Dili acts to ease concerns of drift towards China

AUSTRALIA remains East Timor's key strategic partner, says its Foreign Minister, Zacarias da Costa.

Mr da Costa said Australian fears of increasing Chinese influence on his tiny nation are "groundless".

"Our relations with Australia, with the US, in our security sector are improving and strengthening and I don't see (why) the statement of the Prime Minister should cause a lot of concern in Australia," he said.

Prime Minister Xanana Gusmao fanned renewed concern in Australian strategic circles with a speech last week praising China's no-strings assistance, while welcoming the gift of a new $9 million defence headquarters and raising the possibility of Chinese training for East Timor's military.

But Mr da Costa, who has played a leading role in recent negotiations with Beijing, told The Australian that his government's interest in furthering Chinese relations was for trade and investment.

"It's purely trade and I don't think even Beijing is looking at a strategic military presence in East Timor, as many people are trying to say in Australia at the moment," he said.

The Foreign Minister also said Dili stood ready to resume discussions with any new government in Canberra about Julia Gillard's proposal for a regional refugee processing centre. But he made clear the process would be lengthy and faced big obstacles on the East Timor side.

Mr da Costa, however, expressed confidence that Australia-East Timor ties would be fundamentally unaffected whichever major party formed a government.

He said Tony Abbott and Ms Gillard were genuinely committed to the relationship.

And he justified as "constructive engagement" East Timor's increasing diplomatic interchanges with the Burmese regime and Frank Bainimarama's military-backed government in Fiji, which Australia seeks to isolate diplomatically.

The Dili government was intent on furthering relations not just with Australia and Indonesia but with ASEAN, China, Japan, South Korea and the Pacific island nations.

Mr da Costa, who was hosted by Burma's Foreign Minister, Nyan Win, this month and will make a return visit to promote commercial relations, said his government did not shy from raising human rights and political freedom issues with the Burmese regime and Fiji.

But it remained committed to East Timor's primary security relationships.

"We are clear that in terms of security and defence co-operation we will privilege our co-operation with Australia, with the US, with Portugal (East Timor's former colonist) and Japan," Mr da Costa said. "I would just say to those who are concerned with our growing co-operation with China that it's groundless."
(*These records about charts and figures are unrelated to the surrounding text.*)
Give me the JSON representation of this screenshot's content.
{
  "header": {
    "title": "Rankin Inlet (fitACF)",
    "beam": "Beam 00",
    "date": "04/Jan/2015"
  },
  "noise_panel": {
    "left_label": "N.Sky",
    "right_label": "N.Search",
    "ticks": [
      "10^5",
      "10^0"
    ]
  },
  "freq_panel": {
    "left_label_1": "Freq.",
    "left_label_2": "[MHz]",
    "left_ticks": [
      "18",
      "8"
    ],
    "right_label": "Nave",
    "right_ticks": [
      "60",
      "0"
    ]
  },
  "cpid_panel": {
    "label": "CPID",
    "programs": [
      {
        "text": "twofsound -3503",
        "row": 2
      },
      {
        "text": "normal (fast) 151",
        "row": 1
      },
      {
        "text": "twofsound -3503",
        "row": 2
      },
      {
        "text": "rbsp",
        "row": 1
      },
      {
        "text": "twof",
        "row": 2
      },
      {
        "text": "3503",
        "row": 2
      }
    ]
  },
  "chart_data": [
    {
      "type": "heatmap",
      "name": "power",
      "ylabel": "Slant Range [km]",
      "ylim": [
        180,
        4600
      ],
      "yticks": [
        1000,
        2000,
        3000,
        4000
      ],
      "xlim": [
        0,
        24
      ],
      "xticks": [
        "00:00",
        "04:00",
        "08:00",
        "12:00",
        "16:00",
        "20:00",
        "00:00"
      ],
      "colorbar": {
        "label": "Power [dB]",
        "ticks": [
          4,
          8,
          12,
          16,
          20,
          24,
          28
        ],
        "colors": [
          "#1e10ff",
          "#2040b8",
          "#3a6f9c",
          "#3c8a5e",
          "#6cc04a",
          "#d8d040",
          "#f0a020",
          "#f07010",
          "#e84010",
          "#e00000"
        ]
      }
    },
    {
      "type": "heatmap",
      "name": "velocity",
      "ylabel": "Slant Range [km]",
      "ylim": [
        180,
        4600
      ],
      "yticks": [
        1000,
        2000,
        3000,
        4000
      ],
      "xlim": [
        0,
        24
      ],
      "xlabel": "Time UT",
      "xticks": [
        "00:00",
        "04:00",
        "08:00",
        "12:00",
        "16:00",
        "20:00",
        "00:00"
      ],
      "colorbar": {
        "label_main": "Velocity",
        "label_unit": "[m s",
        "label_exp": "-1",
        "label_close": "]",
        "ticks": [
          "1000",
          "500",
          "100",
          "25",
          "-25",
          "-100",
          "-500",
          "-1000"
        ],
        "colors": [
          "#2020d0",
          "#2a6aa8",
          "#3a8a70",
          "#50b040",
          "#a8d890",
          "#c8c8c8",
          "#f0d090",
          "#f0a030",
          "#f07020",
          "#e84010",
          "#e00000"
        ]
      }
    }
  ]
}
Even in trade, he said, Chinese influence was not comparable to Australia's.

China's trade with East Timor in 2008 was officially worth $10.4m (in current terms), Australia's was $37.5m, Singapore's $54.3m and former military occupier Indonesia's was $102.1m.

Recent Chinese assistance in the form of building new official premises, including Mr da Costa's Foreign Ministry building and the planned defence headquarters, exceeds $US21m ($23.4m) but there is also extensive civil service training and technical development. Australia is providing about $100m assistance to East Timor this year.

On Australia's proposal for an East Timor regional refugee processing centre, Mr da Costa said East Timor wanted a comprehensive humanitarian-focused solution.